Читая эту драгоценную надпись, я совершенно успокоился и не без удовольствия заметил г. Д., что я был прав, когда утверждал о существовании большего количества ящиков. Благодаря расторопности мандора и приведённых им людей ящики мои были очень скоро откопаны из-под кофе и все вновь переномерованы. После этого г. Д. отдал приказание мандору, чтобы все вещи были перевезены на следующее утро с первым поездом в Таньон-Приок, нагружены на пароходик и окончательно готовы к сдаче на «Мегкага» к тому времени, когда я туда приеду. Укладка и переупаковка недостаточно прочных ящиков, расчёт с людьми и закрытие консульства были также поручены мандору, а мы с г. Д., захватив мои драгоценные манускрипты и пакеты, без дальнейших проволочек покатили обратно в город, к г. Мк.-Н., который, несмотря на позднее время, ожидал нас к lunch’y.
Дорогою мне невольно пришла на память довольно печальная для меня история, бывшая со мною в Сингапуре в 1878 г. По возвращении из Новой Гвинеи, после продолжительного пребывания там в 1876 и 1877 гг., я проболел целые семь месяцев и ослабел в течение этой болезни страшно (вес моего тела, равняющийся при нормальных условиях 148 фунтам, уменьшился в то время до 93 фунтов (примерно от 60 до 38 кг. — Р.Б.). По мнению докторов, с которыми я и сам был совершенно согласен, мне необходимо было переменить климат, в котором я жил, на более холодный, хотя [бы] на время. Вследствие этого я решил отправиться в Австралию; но так как я намеревался пробыть там недолго и снова вернуться в Сингапур, то и не захотел брать многого, в особенности же не желал возить с собою некоторых манускриптов, вывезенных из последнего путешествия.

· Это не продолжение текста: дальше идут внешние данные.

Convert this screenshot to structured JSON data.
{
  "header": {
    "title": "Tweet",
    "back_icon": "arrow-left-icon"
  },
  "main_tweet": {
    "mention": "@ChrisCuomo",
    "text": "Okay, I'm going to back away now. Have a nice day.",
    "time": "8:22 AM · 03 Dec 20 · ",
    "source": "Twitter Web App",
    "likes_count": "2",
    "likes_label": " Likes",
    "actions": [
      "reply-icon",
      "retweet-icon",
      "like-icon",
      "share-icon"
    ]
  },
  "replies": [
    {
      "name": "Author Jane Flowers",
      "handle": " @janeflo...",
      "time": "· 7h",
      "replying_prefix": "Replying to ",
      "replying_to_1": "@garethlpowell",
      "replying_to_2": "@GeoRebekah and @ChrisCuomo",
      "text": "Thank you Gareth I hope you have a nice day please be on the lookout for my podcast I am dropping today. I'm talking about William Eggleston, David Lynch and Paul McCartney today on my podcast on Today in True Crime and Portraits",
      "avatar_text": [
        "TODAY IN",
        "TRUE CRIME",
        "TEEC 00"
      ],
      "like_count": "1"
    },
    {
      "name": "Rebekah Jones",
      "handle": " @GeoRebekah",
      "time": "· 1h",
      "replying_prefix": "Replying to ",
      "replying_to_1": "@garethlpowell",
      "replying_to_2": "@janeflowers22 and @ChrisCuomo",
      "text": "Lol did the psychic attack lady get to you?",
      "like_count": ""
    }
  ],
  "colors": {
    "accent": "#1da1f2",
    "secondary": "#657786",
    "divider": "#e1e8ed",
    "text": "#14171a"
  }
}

Ослабел я, как уже сказал, чрезвычайно, голова у меня постоянно кружилась, и вообще я недомогал сильно, так что укладка вещей была для меня весьма утомительна и шла крайне медленно. Накануне отъезда я собрал вышеупомянутые бумаги и несколько рисунков, сложил их в пакет, завязал, запечатал и отправился к одному из банкиров, через которого чаще других получал деньги. Я объяснил ему, что, боясь потерять в пути некоторые довольно важные для меня бумаги и рукописи, я желаю оставить их у него.